Aside from individual sanctions imposed by foreign governments on Russia’s exports, and access to air space and the SWIFT international payment system, among others, major corporations have severed their business ties with Russia.

Among the major companies that have severed ties with Russia since its Ukraine attack are BP, Shell, Exxon Mobil, Accenture, Austrian firm OMV, Boeing, Visa, Mastercard, American Express, UPS, FedEx, Sabre Corporation, H&M, GM, BMW, Harley Davidson, Nike, IKEA, Inditex (Zara brand), Prada, Ford, Renault, Toyota, Occidental Petroleum, British Petroleum, Apple, Disney and many others.

Meanwhile, diplomatic sanctions are also building up with the US expelling 12 Russian diplomats, closing its embassy in Belarus, and ordering its citizens and non-essential embassy staff to leave Russia. The United Nations General Assembly overwhelmingly passed a resolution condemning the attack and demanding Russia’s withdrawal from Ukraine. A total of 141 nations, including the Philippines, voted in favor of the resolution; 35 nations, including China and India, abstained; while only Russia, Belarus and three others voted no.

The UN Security Council also overwhelmingly voted to condemn Russia’s action and demand immediate withdrawal, which would have allowed UN to send peacekeeping, aka military, forces to Ukraine. Eleven of the 15 members voted yes, and three – China, India and UAE – abstained. But Russia, which as one of five permanent members has veto powers, vetoed the UNSC action.

Earlier, more than 100 diplomats from 40 nations walked out as Russian Foreign Minister Sergey Lavrov was addressing the UN body in a taped message. The UN Human Rights Council, meanwhile, opened its investigation of alleged human rights violations by Russia in Ukraine, following a similar probe by the International Criminal Court.

US President Joe Biden was scheduled to announce a US ban on Russian oil imports Tuesday, but this is not expected to put much pressure on Russia (US accounts for only 5% of Russian oil imports) unless European countries join the ban.

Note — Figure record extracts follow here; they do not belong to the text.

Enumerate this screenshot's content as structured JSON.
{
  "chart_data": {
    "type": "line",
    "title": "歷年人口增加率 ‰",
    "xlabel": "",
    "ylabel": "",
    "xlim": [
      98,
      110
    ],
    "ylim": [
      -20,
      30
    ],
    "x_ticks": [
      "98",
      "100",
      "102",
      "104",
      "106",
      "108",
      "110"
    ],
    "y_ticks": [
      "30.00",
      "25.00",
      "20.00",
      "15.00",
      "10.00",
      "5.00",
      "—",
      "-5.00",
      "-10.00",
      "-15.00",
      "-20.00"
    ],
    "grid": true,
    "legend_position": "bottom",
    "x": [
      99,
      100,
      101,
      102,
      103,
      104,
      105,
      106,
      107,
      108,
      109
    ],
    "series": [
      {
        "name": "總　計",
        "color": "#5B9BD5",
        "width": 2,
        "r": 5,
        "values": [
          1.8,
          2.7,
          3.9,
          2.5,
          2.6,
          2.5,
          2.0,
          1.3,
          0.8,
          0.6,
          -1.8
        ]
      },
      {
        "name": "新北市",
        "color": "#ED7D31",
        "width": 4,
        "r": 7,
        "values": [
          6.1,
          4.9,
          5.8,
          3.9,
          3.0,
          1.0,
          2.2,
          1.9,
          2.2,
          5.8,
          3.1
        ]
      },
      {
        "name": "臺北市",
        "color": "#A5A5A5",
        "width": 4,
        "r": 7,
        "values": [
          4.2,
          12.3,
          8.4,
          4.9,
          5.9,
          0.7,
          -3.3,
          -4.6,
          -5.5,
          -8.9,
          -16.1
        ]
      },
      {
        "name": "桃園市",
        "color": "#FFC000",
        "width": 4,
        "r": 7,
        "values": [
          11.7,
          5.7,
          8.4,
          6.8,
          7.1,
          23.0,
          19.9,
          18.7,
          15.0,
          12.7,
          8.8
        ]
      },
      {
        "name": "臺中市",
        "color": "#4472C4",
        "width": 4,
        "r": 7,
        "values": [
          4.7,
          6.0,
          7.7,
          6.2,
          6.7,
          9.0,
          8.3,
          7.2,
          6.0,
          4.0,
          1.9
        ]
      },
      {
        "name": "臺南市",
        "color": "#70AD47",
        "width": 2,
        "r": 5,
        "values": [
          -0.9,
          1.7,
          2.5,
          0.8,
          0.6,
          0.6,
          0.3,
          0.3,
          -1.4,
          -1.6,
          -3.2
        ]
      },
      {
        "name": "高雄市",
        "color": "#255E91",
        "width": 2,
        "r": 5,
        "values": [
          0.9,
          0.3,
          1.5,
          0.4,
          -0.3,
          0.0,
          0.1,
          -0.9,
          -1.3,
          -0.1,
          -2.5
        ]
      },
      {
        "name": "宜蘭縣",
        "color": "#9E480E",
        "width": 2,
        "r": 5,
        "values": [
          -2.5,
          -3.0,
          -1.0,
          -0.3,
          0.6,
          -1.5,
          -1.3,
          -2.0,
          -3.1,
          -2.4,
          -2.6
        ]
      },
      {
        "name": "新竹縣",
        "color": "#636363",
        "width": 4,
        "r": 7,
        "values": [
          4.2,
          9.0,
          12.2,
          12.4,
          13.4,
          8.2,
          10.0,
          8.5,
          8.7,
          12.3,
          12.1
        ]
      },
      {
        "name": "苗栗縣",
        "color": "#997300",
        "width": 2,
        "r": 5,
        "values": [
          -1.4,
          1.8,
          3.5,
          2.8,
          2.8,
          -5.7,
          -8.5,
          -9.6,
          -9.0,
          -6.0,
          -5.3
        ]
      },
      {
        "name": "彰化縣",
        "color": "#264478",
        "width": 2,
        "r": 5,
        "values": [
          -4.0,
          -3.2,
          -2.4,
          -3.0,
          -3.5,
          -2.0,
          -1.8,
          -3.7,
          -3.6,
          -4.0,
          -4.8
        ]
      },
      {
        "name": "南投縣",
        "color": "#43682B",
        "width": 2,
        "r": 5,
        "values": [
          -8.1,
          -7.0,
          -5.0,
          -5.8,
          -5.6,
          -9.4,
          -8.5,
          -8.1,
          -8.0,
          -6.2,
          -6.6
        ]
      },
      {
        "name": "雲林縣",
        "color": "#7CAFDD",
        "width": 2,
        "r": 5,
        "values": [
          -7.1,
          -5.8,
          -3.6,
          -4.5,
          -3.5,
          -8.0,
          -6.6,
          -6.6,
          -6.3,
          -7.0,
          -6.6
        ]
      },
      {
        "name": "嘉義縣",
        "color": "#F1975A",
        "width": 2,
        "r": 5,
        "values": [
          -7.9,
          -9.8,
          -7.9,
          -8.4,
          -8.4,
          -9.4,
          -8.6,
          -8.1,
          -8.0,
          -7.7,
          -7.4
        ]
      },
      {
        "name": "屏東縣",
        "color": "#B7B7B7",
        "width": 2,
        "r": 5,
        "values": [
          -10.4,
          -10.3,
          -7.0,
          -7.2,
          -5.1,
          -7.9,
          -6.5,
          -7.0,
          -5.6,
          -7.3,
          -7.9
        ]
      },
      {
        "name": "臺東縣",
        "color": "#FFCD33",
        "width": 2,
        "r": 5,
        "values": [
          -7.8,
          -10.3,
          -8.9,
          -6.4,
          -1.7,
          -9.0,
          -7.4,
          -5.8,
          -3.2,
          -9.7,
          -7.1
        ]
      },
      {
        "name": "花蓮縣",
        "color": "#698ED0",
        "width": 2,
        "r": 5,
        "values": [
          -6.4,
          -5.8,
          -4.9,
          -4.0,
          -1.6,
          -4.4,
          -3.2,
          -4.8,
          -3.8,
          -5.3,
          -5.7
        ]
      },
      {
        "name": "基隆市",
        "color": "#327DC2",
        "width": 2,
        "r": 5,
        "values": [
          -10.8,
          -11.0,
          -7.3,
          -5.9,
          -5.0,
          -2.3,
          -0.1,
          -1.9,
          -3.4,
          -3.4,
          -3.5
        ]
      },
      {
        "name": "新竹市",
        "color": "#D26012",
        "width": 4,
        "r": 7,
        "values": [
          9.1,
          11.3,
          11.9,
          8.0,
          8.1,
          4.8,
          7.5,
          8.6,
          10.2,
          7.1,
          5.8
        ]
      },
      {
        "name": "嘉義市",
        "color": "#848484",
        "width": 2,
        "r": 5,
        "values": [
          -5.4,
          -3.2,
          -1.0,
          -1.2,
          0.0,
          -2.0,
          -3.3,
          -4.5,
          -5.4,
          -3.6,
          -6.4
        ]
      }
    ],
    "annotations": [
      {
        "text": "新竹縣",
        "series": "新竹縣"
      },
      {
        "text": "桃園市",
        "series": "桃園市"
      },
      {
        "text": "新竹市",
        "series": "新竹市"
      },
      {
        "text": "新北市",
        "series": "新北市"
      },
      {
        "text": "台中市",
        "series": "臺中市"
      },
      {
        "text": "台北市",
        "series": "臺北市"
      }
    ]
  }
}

Even the historically neutral Switzerland, which stayed neutral through the two world wars until now, has come out to condemn Russia and imposed its own sanctions.

The US and its allies have also imposed sanctions, frozen assets and seized yachts and mansions of Russian oligarchs, who are now reportedly feeling the pinch and trying to convince Putin to stop his war.

But all these sanctions haven’t deterred Putin from continuing his aggression, which has attacked civilian targets in an obvious effort to destroy the spirit of the brave Ukrainian people and force them to give up the fight. He has defied Russian war protesters and jailed hundreds of them instead. He has become a true clone of Hitler, who defied his top generals to continue his misguided aggression and ended up shooting himself in a lonely bunker under Berlin as the Allies closed in.

Putin may win the war in Ukraine, but the long-term effect of the sanctions and the isolation of Russia will in eventually take its toll on Putin and the Russian people. To paraphrase Roosevelt, Putin and his unprovoked invasion of Ukraine will live in infamy. It will also be remembered as the day the world united to repulse aggression.